Er wordt bij de inrichting van de samenwerking gestreefd naar zo laag mogelijke kosten en een zo laag mogelijke belastingdruk. In deze Samenwerkingsovereenkomst worden hiervoor de juridische kaders gegeven. Deze kaders moeten nader worden uitgewerkt. In die uitwerkingsfase is het raadzaam de gemaakte afspraken in de kostendelingsovereenkomst en de btw-aspecten van de door het samenwerkingsverband verleende diensten (lees: de reikwijdte van de btw-vrijstelling) te laten toetsen door de belastingdienst. Dit is in artikel 12, derde lid vastgelegd.
Hoofstuk 5 Overige bepalingen
Artikel 13 Looptijd en inwerkingtreding overeenkomst
Artikel 13 handelt over de looptijd van de overeenkomst en het moment van inwerkingtreding. De Samenwerkingsovereenkomst duurt in elk geval voort zolang de Wvr ongewijzigd van kracht is. Indien en zodra bekend is dat de Wvr op wezenlijke onderdelen zal worden gewijzigd dan wel zal komen te vervallen, treden Partijen in overleg over de gevolgen daarvan voor de samenwerking, met als oogmerk deze samenwerking ook dan te continueren. Door de bepaling aldus te formuleren, wordt voorkomen dat elke wijziging van de Wvr, hoe gering ook, er altijd toe leidt dat de overeenkomst komt te vervallen.

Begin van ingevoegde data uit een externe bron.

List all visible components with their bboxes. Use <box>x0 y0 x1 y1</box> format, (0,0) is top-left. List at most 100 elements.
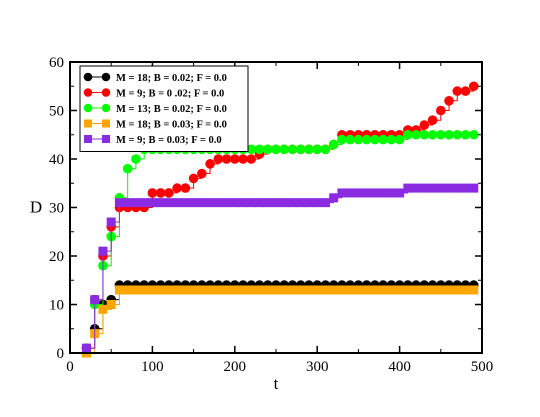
point-s4-2 <box>98 246 108 256</box>
point-s4-19 <box>238 198 248 208</box>
x-tick-label-0: 0 <box>66 359 74 375</box>
point-s3-19 <box>238 285 248 295</box>
y-tick-label-3: 30 <box>49 201 64 217</box>
legend: M = 18; B = 0.02; F = 0.0 M = 9; B = 0 .0… <box>79 65 249 152</box>
point-s2-24 <box>279 144 290 155</box>
legend-entry-1: M = 9; B = 0 .02; F = 0.0 <box>83 88 224 100</box>
point-s4-32 <box>345 188 355 198</box>
point-s4-16 <box>213 198 223 208</box>
point-s2-38 <box>394 134 405 145</box>
point-s2-30 <box>328 139 339 150</box>
point-s4-5 <box>123 198 133 208</box>
legend-marker-1-0 <box>83 88 93 97</box>
y-tick-label-2: 20 <box>49 249 64 265</box>
point-s2-42 <box>427 129 438 140</box>
x-tick-label-5: 500 <box>471 359 494 375</box>
point-s1-8 <box>147 188 158 198</box>
point-s3-38 <box>395 285 405 295</box>
point-s4-22 <box>263 198 273 208</box>
point-s2-22 <box>262 144 273 155</box>
point-s3-32 <box>345 285 355 295</box>
point-s3-13 <box>189 285 199 295</box>
point-s3-46 <box>461 285 471 295</box>
point-s4-46 <box>461 183 471 193</box>
point-s4-20 <box>246 198 256 208</box>
point-s3-35 <box>370 285 380 295</box>
point-s3-33 <box>353 285 363 295</box>
point-s1-19 <box>238 154 248 164</box>
point-s2-37 <box>386 134 397 145</box>
point-s4-25 <box>287 198 297 208</box>
point-s4-21 <box>255 198 265 208</box>
point-s3-29 <box>320 285 330 295</box>
y-tick-label-0: 0 <box>57 346 65 362</box>
point-s3-41 <box>419 285 429 295</box>
point-s4-23 <box>271 198 281 208</box>
point-s4-34 <box>362 188 372 198</box>
point-s3-17 <box>222 285 232 295</box>
point-s1-9 <box>155 188 166 198</box>
point-s1-17 <box>221 154 232 164</box>
legend-entry-2: M = 13; B = 0.02; F = 0.0 <box>83 103 227 115</box>
point-s2-35 <box>370 134 380 145</box>
point-s2-28 <box>312 144 323 155</box>
point-s4-0 <box>81 343 91 353</box>
point-s2-40 <box>411 129 421 140</box>
point-s4-42 <box>428 183 438 193</box>
point-s1-13 <box>188 173 199 184</box>
point-s3-15 <box>205 285 215 295</box>
point-s4-38 <box>395 188 405 198</box>
point-s4-36 <box>378 188 388 198</box>
legend-label-2: M = 13; B = 0.02; F = 0.0 <box>116 104 227 115</box>
point-s3-14 <box>197 285 207 295</box>
point-s4-14 <box>197 198 207 208</box>
point-s1-12 <box>180 183 191 193</box>
point-s4-28 <box>312 198 322 208</box>
point-s4-35 <box>370 188 380 198</box>
point-s4-7 <box>139 198 149 208</box>
point-s2-39 <box>403 129 413 140</box>
point-s3-18 <box>230 285 240 295</box>
point-s4-1 <box>90 295 100 305</box>
point-s3-7 <box>139 285 149 295</box>
point-s4-39 <box>403 183 413 193</box>
point-s2-43 <box>436 129 446 140</box>
point-s3-4 <box>114 285 124 295</box>
point-s2-21 <box>254 144 265 155</box>
point-s4-37 <box>386 188 396 198</box>
point-s4-11 <box>172 198 182 208</box>
point-s2-34 <box>361 134 372 145</box>
point-s4-3 <box>106 217 116 227</box>
point-s3-2 <box>98 304 108 314</box>
point-s4-44 <box>444 183 454 193</box>
point-s3-27 <box>304 285 314 295</box>
point-s3-23 <box>271 285 281 295</box>
y-tick-label-4: 40 <box>49 152 64 168</box>
legend-marker-2-0 <box>83 103 93 113</box>
point-s3-26 <box>296 285 306 295</box>
point-s4-40 <box>411 183 421 193</box>
point-s3-11 <box>172 285 182 295</box>
point-s4-45 <box>452 183 462 193</box>
point-s3-45 <box>452 285 462 295</box>
point-s2-41 <box>419 129 430 140</box>
point-s3-30 <box>329 285 339 295</box>
point-s2-5 <box>122 163 133 174</box>
point-s2-29 <box>320 144 331 155</box>
point-s3-28 <box>312 285 322 295</box>
point-s3-5 <box>123 285 133 295</box>
point-s3-47 <box>469 285 479 295</box>
point-s3-16 <box>213 285 223 295</box>
point-s2-25 <box>287 144 298 155</box>
point-s3-3 <box>106 300 116 309</box>
point-s1-41 <box>419 120 430 130</box>
point-s2-26 <box>295 144 306 155</box>
point-s3-36 <box>378 285 388 295</box>
legend-label-1: M = 9; B = 0 .02; F = 0.0 <box>116 89 224 100</box>
point-s1-16 <box>213 154 224 164</box>
legend-marker-1-1 <box>101 88 111 97</box>
point-s1-10 <box>164 188 174 198</box>
point-s3-40 <box>411 285 421 295</box>
legend-marker-4-1 <box>102 135 110 143</box>
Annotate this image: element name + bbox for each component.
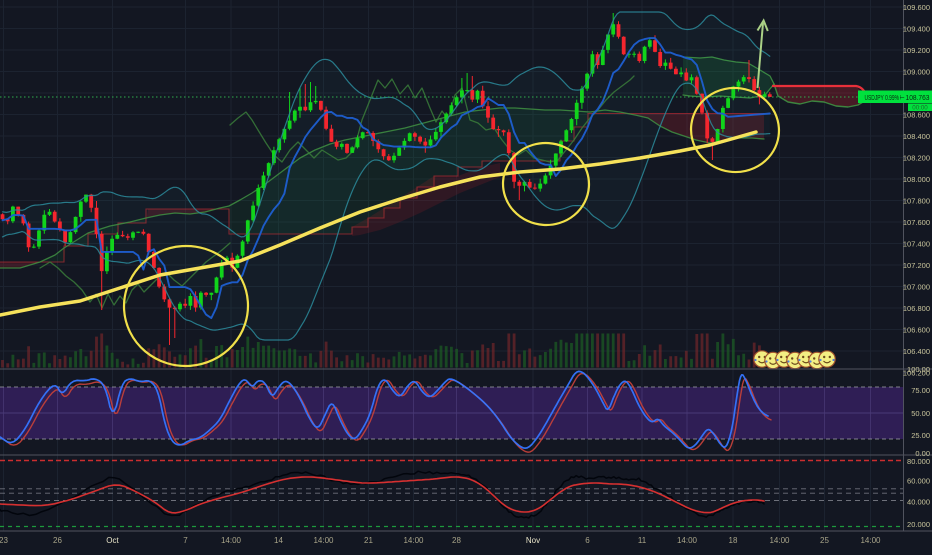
svg-text:50.00: 50.00	[911, 409, 930, 418]
svg-text:40.000: 40.000	[907, 497, 930, 506]
svg-text:107.400: 107.400	[903, 239, 930, 248]
svg-text:106.400: 106.400	[903, 347, 930, 356]
svg-text:21: 21	[364, 536, 373, 545]
svg-text:14:00: 14:00	[313, 536, 334, 545]
svg-text:0.00: 0.00	[915, 449, 930, 458]
svg-text:108.000: 108.000	[903, 175, 930, 184]
svg-text:108.763: 108.763	[906, 93, 930, 102]
svg-text:109.600: 109.600	[903, 3, 930, 12]
svg-text:7: 7	[183, 536, 188, 545]
svg-text:108.600: 108.600	[903, 110, 930, 119]
svg-text:75.00: 75.00	[911, 386, 930, 395]
svg-text:Oct: Oct	[106, 536, 119, 545]
svg-text:14:00: 14:00	[221, 536, 242, 545]
svg-text:80.000: 80.000	[907, 457, 930, 466]
svg-text:106.800: 106.800	[903, 304, 930, 313]
svg-text:107.800: 107.800	[903, 196, 930, 205]
svg-text:109.400: 109.400	[903, 24, 930, 33]
svg-text:18: 18	[729, 536, 738, 545]
svg-text:107.600: 107.600	[903, 218, 930, 227]
svg-text:00:00: 00:00	[912, 105, 928, 112]
svg-text:108.400: 108.400	[903, 132, 930, 141]
svg-text:25.00: 25.00	[911, 431, 930, 440]
svg-text:23: 23	[0, 536, 8, 545]
svg-text:107.000: 107.000	[903, 282, 930, 291]
svg-text:14:00: 14:00	[677, 536, 698, 545]
svg-text:11: 11	[638, 536, 647, 545]
svg-text:28: 28	[452, 536, 461, 545]
svg-text:20.000: 20.000	[907, 520, 930, 529]
svg-text:⊢: ⊢	[900, 95, 905, 102]
svg-text:108.200: 108.200	[903, 153, 930, 162]
svg-text:14: 14	[274, 536, 283, 545]
svg-text:Nov: Nov	[526, 536, 540, 545]
svg-text:60.000: 60.000	[907, 476, 930, 485]
svg-text:6: 6	[585, 536, 590, 545]
svg-text:25: 25	[820, 536, 829, 545]
svg-text:109.200: 109.200	[903, 46, 930, 55]
svg-text:26: 26	[53, 536, 62, 545]
svg-text:100.00: 100.00	[907, 365, 930, 374]
svg-text:USDJPY 0.99%: USDJPY 0.99%	[865, 93, 900, 102]
svg-text:14:00: 14:00	[403, 536, 424, 545]
svg-text:107.200: 107.200	[903, 261, 930, 270]
svg-text:14:00: 14:00	[860, 536, 881, 545]
svg-text:106.200: 106.200	[903, 368, 930, 377]
svg-text:14:00: 14:00	[769, 536, 790, 545]
svg-text:106.600: 106.600	[903, 325, 930, 334]
svg-text:109.000: 109.000	[903, 67, 930, 76]
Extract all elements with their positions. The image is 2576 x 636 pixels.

Artikel 14 Wijziging of aanvulling van de overeenkomst; onvoorziene omstandigheden
Dit artikel regelt de wijze waarop de overeenkomst kan worden gewijzigd. Als uitgangspunt geldt dat voor een wijziging van de overeenkomst unanimiteit vereist is; alle Partijen dienen in te stemmen met een eventuele wijziging.
Artikel 15 Opzegging van de overeenkomst
In artikel 15 is bepaald dat de overeenkomst alleen eenzijdig door één van de Partijen kan worden opgezegd indien Partijen over de daaruit wederzijds volgende verplichtingen overeenstemming bereiken.
Artikel 16 Ontbinding van de overeenkomst met één Partij
Indien een Partij (haar verplichtingen uit) de overeenkomst niet nakomt, is het van belang dat de overige Partijen de mogelijkheid hebben om de overeenkomst met de nalatige partij te ontbinden. Artikel 16 voorziet in deze mogelijkheid en regelt de wijze waarop de overeenkomst kan worden ontbonden.
Artikel 17 Geschillenbeslechting
Dit artikel voorziet in een geschillenregeling. Primair doel is dat in der minne een oplossing wordt gevonden. Daarom geldt als uitgangspunt dat Partijen eerst door middel van bestuurlijk
overleg proberen om xxxxx tot elkaar te komen. Pas daarna is mediation of de gang naar de rechter aan de orde.
Artikel 18 Evaluatie
Om de effectiviteit van de Samenwerkingsovereenkomst te meten, wordt deze overeenkomst onderworpen aan een evaluatie. De Bestuurlijke Stuurgroep zal de in dit artikel bedoelde evaluatie initiëren.
Artikel 19 Toepasselijk recht
In dit artikel is bepaald dat het Nederlandse recht van toepassing is op de Samenwerkingsovereenkomst.
Artikel 20 Citeertitel
Een citeertitel bepaalt hoe de overeenkomst dient te worden aangehaald. De citeertitel van de voorliggende Samenwerkingsovereenkomst luidt als volgt: “Samenwerkingsovereenkomst Veiligheidsregio’s Flevoland en Gooi en Vechtstreek, GGD Flevoland en Regio Gooi en Vechtstreek.”